We will also introduce a second new keyword ACCEPTLANG, to refer to taking the order from the accept-lang http header provided by the client and a new shorthand for testing if a value has a matching language string hasLang(?label, "EN"). In situations where there is no http header such as comand lines, the tools should look in places such as the locale settings on Linux, or other fields where a language preference by the user of the system might be indicated.

SELECT 
  ?label 
WHERE
{
  [] rdfs:label PREFER(?label FROM hasLang(?label, "FR"),
                                   hasLang(?label, "EN"), 
                                   hasLang(?label, "NL"),
                                   hasLang(?label, ACCEPTLANG)) .
}

PREFERLANG

PREFERLANG is a special shorthand to make it easier to find strings with a useable for the user language tag. It follows the same execution rules as PREFER but accepts only strings for language codes and the ACCEPTLANG keyword.

SELECT 
  ?label 
WHERE
{
  [] rdfs:label PREFERLANG(?label FROM "FR", "EN", "NL", ACCEPTLANG)) .
}

The PREFER keyword introduces a new complexity for query engines to implement. While it does not introduce new complexity in terms of query expressiveness, the practical impact on the query engines is not small. Specifically it introduces a new manner to introduce an ad-hoc sorted join and reduction. On the other hand, PREFER is a general solution that works on any effective boolean value providing function. For example one can write

SELECT 
  ?label 
WHERE
{
  [] rdfs:label PREFER(?label FROM "cafe au lait"@FR == ?label, "cappuccino"@EN == ?label, "koffie verkeerd"@NL == ?labe, strlen(?label)<20) .
}

The word FROM is selected because it indicates that assignment is in the unusual direction.

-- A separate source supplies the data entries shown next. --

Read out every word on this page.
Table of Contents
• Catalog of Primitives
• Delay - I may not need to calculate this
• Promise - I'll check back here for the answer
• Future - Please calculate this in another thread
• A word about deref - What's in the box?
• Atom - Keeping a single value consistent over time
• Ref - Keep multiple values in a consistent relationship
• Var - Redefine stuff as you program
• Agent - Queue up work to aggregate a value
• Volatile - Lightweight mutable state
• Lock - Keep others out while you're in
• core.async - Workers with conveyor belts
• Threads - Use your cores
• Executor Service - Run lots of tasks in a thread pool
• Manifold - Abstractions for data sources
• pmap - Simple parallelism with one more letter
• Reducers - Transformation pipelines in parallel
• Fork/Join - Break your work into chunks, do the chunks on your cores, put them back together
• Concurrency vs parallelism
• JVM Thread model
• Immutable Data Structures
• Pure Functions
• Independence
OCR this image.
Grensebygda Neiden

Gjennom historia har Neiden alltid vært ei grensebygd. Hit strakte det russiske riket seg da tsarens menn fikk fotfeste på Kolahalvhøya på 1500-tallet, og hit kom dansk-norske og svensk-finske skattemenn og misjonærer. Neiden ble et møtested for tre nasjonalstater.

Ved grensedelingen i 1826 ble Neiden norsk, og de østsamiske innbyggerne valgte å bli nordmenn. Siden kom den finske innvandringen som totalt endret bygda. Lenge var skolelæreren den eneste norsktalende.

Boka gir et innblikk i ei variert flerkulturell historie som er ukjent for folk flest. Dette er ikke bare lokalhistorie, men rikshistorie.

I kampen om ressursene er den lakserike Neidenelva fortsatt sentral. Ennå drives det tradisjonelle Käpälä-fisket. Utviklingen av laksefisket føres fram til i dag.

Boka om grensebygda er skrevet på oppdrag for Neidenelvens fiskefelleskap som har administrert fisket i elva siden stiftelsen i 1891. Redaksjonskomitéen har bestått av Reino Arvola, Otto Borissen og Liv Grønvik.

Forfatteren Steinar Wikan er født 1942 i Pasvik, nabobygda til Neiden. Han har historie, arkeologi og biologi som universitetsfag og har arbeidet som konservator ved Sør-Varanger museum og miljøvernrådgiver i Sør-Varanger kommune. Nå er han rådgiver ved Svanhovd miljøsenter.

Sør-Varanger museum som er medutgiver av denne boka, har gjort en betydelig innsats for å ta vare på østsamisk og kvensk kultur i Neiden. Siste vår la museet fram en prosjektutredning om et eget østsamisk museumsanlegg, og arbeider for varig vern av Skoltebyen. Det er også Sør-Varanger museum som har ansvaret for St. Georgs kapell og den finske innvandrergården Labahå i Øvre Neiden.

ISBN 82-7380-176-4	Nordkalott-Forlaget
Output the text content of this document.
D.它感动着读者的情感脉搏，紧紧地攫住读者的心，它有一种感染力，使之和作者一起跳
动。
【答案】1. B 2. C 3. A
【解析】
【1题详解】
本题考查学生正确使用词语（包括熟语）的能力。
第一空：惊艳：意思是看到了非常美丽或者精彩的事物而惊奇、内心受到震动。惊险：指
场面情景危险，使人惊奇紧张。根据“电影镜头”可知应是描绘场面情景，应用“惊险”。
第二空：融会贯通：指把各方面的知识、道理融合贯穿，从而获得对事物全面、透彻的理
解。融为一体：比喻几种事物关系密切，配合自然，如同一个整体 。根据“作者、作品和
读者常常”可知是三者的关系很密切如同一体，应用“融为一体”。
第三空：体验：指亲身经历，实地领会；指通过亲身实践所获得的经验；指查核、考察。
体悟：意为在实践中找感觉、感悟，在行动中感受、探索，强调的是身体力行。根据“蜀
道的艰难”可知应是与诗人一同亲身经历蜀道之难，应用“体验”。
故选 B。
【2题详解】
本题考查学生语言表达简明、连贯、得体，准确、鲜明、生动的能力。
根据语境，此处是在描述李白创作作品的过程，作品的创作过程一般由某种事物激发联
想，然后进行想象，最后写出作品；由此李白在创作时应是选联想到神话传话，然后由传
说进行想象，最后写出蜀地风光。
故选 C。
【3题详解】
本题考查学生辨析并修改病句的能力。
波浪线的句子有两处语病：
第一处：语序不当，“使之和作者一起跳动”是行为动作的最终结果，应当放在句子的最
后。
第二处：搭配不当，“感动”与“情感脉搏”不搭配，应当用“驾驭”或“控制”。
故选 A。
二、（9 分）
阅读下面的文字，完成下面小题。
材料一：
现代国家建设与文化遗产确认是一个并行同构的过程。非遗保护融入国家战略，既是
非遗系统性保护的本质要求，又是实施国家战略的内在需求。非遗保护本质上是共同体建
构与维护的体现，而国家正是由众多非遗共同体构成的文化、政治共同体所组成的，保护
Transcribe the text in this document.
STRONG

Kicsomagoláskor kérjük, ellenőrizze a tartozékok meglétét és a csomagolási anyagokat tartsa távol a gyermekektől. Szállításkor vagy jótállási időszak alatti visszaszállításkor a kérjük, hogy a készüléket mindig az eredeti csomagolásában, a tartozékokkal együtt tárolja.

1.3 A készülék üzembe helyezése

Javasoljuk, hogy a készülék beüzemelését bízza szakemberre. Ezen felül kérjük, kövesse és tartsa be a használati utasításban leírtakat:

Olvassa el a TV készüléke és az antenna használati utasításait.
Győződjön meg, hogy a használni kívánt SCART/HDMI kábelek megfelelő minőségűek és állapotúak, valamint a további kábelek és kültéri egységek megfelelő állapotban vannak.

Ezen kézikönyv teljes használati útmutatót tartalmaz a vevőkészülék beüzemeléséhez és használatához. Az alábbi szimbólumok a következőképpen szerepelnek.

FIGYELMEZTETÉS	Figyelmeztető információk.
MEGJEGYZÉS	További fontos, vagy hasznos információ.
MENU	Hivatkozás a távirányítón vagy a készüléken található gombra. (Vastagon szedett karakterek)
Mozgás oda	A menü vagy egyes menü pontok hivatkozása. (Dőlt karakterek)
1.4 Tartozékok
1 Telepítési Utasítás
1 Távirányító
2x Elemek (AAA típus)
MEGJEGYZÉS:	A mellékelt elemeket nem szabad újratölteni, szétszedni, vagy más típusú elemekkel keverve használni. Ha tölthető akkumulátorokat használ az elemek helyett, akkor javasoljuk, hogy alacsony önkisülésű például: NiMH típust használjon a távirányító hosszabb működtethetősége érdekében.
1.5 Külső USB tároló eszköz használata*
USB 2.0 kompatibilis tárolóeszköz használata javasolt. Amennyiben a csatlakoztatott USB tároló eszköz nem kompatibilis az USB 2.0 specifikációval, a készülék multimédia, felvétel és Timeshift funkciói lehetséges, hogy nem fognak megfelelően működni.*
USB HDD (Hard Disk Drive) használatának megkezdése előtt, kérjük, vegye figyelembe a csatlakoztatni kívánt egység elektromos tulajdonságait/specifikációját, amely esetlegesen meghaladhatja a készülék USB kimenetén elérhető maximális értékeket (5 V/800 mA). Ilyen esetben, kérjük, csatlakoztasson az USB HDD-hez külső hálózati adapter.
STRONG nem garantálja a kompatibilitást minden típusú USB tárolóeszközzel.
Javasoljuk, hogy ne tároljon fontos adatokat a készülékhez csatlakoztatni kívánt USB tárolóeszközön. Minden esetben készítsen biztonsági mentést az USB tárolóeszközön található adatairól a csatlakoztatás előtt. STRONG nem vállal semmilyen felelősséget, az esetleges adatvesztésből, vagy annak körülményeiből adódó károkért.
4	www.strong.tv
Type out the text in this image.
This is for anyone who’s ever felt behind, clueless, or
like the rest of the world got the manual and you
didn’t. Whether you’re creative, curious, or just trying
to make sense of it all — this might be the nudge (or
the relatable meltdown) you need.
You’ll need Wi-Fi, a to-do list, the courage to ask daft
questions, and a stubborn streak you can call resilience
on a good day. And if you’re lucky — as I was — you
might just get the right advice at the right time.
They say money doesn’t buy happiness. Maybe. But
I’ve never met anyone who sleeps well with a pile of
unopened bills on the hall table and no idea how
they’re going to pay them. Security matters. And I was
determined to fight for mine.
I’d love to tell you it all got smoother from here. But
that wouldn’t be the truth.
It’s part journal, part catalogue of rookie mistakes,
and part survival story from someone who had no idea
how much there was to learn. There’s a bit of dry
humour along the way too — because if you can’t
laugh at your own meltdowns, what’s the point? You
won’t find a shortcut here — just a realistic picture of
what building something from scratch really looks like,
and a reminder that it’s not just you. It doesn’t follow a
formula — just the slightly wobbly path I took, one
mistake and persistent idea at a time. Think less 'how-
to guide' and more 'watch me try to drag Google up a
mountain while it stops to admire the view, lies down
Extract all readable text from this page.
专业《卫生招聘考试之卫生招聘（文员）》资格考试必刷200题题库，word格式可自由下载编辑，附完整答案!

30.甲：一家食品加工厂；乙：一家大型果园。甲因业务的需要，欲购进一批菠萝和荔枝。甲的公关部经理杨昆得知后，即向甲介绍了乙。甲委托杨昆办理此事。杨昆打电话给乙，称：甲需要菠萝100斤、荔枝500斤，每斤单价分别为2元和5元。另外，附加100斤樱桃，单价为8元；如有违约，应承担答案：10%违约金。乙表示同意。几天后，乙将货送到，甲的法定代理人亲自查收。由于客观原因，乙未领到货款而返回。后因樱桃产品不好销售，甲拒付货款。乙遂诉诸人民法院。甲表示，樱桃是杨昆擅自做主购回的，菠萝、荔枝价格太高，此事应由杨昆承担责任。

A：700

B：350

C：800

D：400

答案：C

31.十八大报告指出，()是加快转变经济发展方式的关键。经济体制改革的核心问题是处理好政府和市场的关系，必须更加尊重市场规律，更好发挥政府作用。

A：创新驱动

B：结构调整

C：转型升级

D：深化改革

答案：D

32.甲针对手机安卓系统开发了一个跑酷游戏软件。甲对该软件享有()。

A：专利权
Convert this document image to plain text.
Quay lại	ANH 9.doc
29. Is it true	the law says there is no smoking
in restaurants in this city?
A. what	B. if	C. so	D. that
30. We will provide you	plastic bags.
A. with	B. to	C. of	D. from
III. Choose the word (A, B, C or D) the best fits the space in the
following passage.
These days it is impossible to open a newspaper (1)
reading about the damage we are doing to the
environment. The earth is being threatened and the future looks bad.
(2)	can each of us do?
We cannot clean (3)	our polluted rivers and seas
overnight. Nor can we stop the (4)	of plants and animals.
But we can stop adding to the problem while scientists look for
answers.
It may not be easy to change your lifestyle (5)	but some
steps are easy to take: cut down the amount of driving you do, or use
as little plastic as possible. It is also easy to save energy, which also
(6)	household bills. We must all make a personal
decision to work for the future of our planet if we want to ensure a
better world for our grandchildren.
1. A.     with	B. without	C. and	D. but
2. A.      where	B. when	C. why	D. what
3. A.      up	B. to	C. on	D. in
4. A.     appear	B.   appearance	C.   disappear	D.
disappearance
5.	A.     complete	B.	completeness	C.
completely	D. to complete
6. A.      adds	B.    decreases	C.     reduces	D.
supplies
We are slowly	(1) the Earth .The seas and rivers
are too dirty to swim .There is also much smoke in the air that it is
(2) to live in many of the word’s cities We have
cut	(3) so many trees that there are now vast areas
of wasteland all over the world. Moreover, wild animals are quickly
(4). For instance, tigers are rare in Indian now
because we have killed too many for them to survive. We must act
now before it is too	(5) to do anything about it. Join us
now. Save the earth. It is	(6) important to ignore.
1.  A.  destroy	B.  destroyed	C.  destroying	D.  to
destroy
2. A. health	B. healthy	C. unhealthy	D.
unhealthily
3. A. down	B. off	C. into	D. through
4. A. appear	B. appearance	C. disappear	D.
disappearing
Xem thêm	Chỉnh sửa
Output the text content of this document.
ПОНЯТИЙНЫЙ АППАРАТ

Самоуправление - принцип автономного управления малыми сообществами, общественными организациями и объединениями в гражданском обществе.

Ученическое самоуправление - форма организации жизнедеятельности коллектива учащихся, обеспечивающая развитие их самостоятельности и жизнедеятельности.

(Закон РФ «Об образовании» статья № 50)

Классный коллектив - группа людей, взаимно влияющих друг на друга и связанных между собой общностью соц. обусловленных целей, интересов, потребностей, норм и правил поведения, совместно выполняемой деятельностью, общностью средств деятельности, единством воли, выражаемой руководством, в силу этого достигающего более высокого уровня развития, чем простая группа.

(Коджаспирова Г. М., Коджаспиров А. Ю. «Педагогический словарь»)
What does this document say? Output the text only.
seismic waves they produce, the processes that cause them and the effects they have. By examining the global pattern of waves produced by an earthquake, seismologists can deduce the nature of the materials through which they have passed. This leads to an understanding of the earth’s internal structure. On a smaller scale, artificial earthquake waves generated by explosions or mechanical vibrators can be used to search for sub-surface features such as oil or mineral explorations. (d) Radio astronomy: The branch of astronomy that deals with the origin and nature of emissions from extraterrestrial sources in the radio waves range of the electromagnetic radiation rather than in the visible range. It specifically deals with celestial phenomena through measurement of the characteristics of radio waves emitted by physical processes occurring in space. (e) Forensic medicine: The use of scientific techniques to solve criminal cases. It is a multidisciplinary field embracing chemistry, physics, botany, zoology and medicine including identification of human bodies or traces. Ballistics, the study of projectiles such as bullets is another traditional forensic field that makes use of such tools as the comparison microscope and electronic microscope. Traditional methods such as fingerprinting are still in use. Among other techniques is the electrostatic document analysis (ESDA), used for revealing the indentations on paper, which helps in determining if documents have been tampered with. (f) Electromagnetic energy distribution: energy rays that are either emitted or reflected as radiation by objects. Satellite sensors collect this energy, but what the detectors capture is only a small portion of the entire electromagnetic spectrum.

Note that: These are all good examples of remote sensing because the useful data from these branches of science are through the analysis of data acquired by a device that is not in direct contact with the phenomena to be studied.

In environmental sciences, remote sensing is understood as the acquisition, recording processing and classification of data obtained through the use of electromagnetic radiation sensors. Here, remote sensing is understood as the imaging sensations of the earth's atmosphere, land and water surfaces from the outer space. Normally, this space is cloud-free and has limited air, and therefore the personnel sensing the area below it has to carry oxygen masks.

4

A not addressed concern is where would PREFER be allowed? Only in the object position or would we allow it in the subject or predicate of the BGPs.

The use of a PREFERLANG or PREFER operation does not change the data type of the returned values.

SELECT 
  ?label (lang(?label) AS ?languageOfLabel)
WHERE
{
  [] rdfs:label PREFERLANG(?label, "FR", "EN", "NL", ACCEPTLANG)) .
}

In this case the ?languageOfLabel will contain the language of the selected variable.

Thoughts about query efficiency

There is a potential for query engines to optimise this kind of query if they can already push down filters on values lower into the stack.

Evidence of consensus

None

Backwards compatibility

Existing implementations do not understand this logic.